PMEL Programs and Plans
Accomplishments in FY 98 and Plans for FY 99

Atmospheric Chemistry Project

Figures (a) Climatic effects of tropospheric aerosol, and (b) locatons of PMEL aerosol field studies.

Atmospheric Chemistry Program

Accomplishments in FY 98

PMEL plays a lead role in the planning and execution of the Aerosol Characterization Experiments (ACE) of the International Global Atmospheric Chemistry Project (IGAC). ACE 1 took place in the remote marine atmosphere south of Australia in order to characterize aerosol properties in a minimally polluted environment. The ACE 1 Special Section of the Journal of Geophysical Research was published in FY 98 with papers describing the chemical, physical, radiative, and cloud nucleating properties of aerosols over the remote ocean and the controlling processes. These data currently are being used to develop aerosol process models.

PMEL ACE 1 results include the following: Submicron sea salt can be the most significant component in remote oceanic regions in terms of both aerosol chemical composition and light scattering (Quinn et al., J. Geophys. Res., 1998). This is a new understanding of the importance of a natural background aerosol in determining the optical properties over large regions of the globe. Local closure experiments where measured and modeled aerosol optical properties were compared showed that we are able to accurately model the optical properties of relatively simple marine aerosol (Quinn and Coffman, J. Geophys. Res., 1998). The next step is to adapt our models to more complex aerosol found in continentally-influenced atmospheres. In addition, measurements of the aerosol number size distribution identified the modal characteristics needed as input for radiative transfer models (Bates et al., J. Geophys. Res., 1998).

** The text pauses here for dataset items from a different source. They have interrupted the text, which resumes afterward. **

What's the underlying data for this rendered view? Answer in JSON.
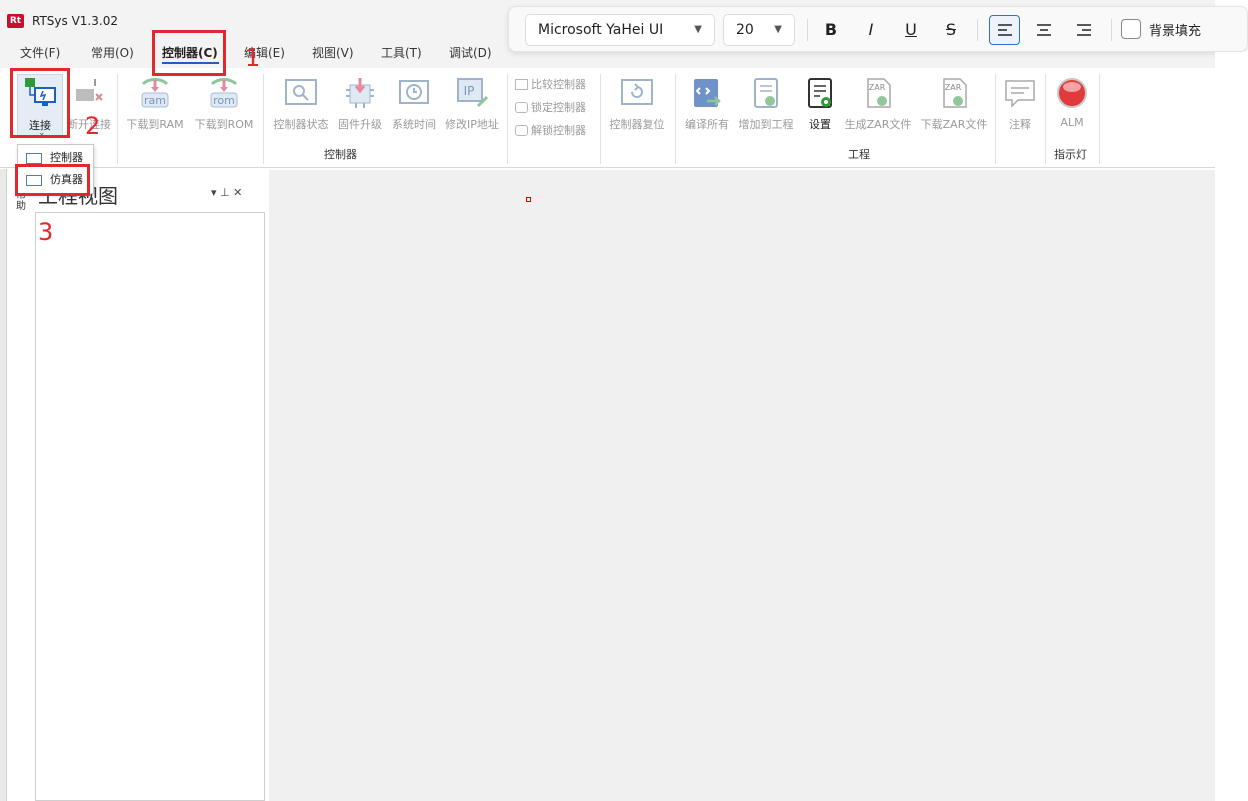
{
  "window": {
    "logo": "Rt",
    "title": "RTSys V1.3.02"
  },
  "menu": [
    {
      "label": "文件(F)"
    },
    {
      "label": "常用(O)"
    },
    {
      "label": "控制器(C)"
    },
    {
      "label": "编辑(E)"
    },
    {
      "label": "视图(V)"
    },
    {
      "label": "工具(T)"
    },
    {
      "label": "调试(D)"
    }
  ],
  "ribbon": {
    "connect": "连接",
    "connect_chevron": "⌄",
    "disconnect": "断开连接",
    "download_ram": "下载到RAM",
    "ram_icon": "ram",
    "download_rom": "下载到ROM",
    "rom_icon": "rom",
    "controller_status": "控制器状态",
    "firmware_upgrade": "固件升级",
    "system_time": "系统时间",
    "modify_ip": "修改IP地址",
    "ip_icon": "IP",
    "compare_controller": "比较控制器",
    "lock_controller": "锁定控制器",
    "unlock_controller": "解锁控制器",
    "controller_reset": "控制器复位",
    "compile_all": "编译所有",
    "add_to_project": "增加到工程",
    "settings": "设置",
    "generate_zar": "生成ZAR文件",
    "download_zar": "下载ZAR文件",
    "zar_icon": "ZAR",
    "comment": "注释",
    "alm": "ALM",
    "group_controller": "控制器",
    "group_project": "工程",
    "group_indicator": "指示灯"
  },
  "fontbar": {
    "font_family": "Microsoft YaHei UI",
    "font_size": "20",
    "bold": "B",
    "italic": "I",
    "underline": "U",
    "strike": "S",
    "fill_label": "背景填充",
    "fill_checked": false
  },
  "dropdown": {
    "items": [
      {
        "label": "控制器"
      },
      {
        "label": "仿真器"
      }
    ]
  },
  "panel": {
    "side_tab": "帮助",
    "title": "工程视图",
    "controls": "▾ ⊥ ✕"
  },
  "annotations": {
    "n1": "1",
    "n2": "2",
    "n3": "3"
  },
  "colors": {
    "annotation": "#e0282e",
    "accent": "#1f5fbf"
  }
}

ACE 2 took place in the northeast Atlantic off the coast of Portugal in the summer of 1997 to determine the impact of the European pollution plume on marine aerosol. Much of the PMEL data analysis was accomplished in FY 98. Results will be reported in the ACE 2 Special Section of Tellus scheduled for publication in January of 2000. PMEL results indicate that relative to the ACE 1 aerosol, aerosol in the ACE 2 region is impacted by continental sources even during periods of marine flow. The impact was seen in higher sulfate aerosol concentrations, a more pronounced wavelength dependence in the aerosol scattering coefficient, and higher single scattering albedos due to larger aerosol absorption coefficients.

Also during FY 98 shipboard aerosol data collected by PMEL over the past 5 years were used to test the output of a coupled chemical transport/radiative transfer model. It was shown that the model severely neglects the importance of submicron sea salt in terms of its mass concentration and optical depth. Hence, the measurements were able to improve the accuracy of the model in estimating extinction due to background marine aerosol (Quinn and Coffman, J. Geophys Res., 1999).

Atomspheric Chemistry Program

Plans for FY 99

• Participate in an Atlantic Ocean and Indian Ocean (INDOEX) field experiment to characterize the aerosol properties and determine the controlling processes in this region.
• Continue long-term monitoring of aerosol chemical composition at the NOAA Aerosol Regional Monitoring Network of stations at Barrow, AK, Bondville, IL, and Sable Island, NS.
• Initiate monitoring of aerosol chemical composition at the DOE ARM site located at Southern Great Plains, OK.
• Continue the organization of ACE Asia. (Planning meeting on Cheju Island, Korea, November, 1998; Scientific Steering Committee meeting, May, 1999).
• Finish ACE 2 data analysis, attend ACE 2 data workshop, and prepare manuscripts for publication in the ACE 2 Tellus Special Section.
• Complete manuscript describing aerosol chemical composition for marine, perturbed marine, clean continental, and polluted continental air masses.
• Complete data analysis and manuscripts describing region of higher aerosol backscatter in the central Equatorial North Pacific.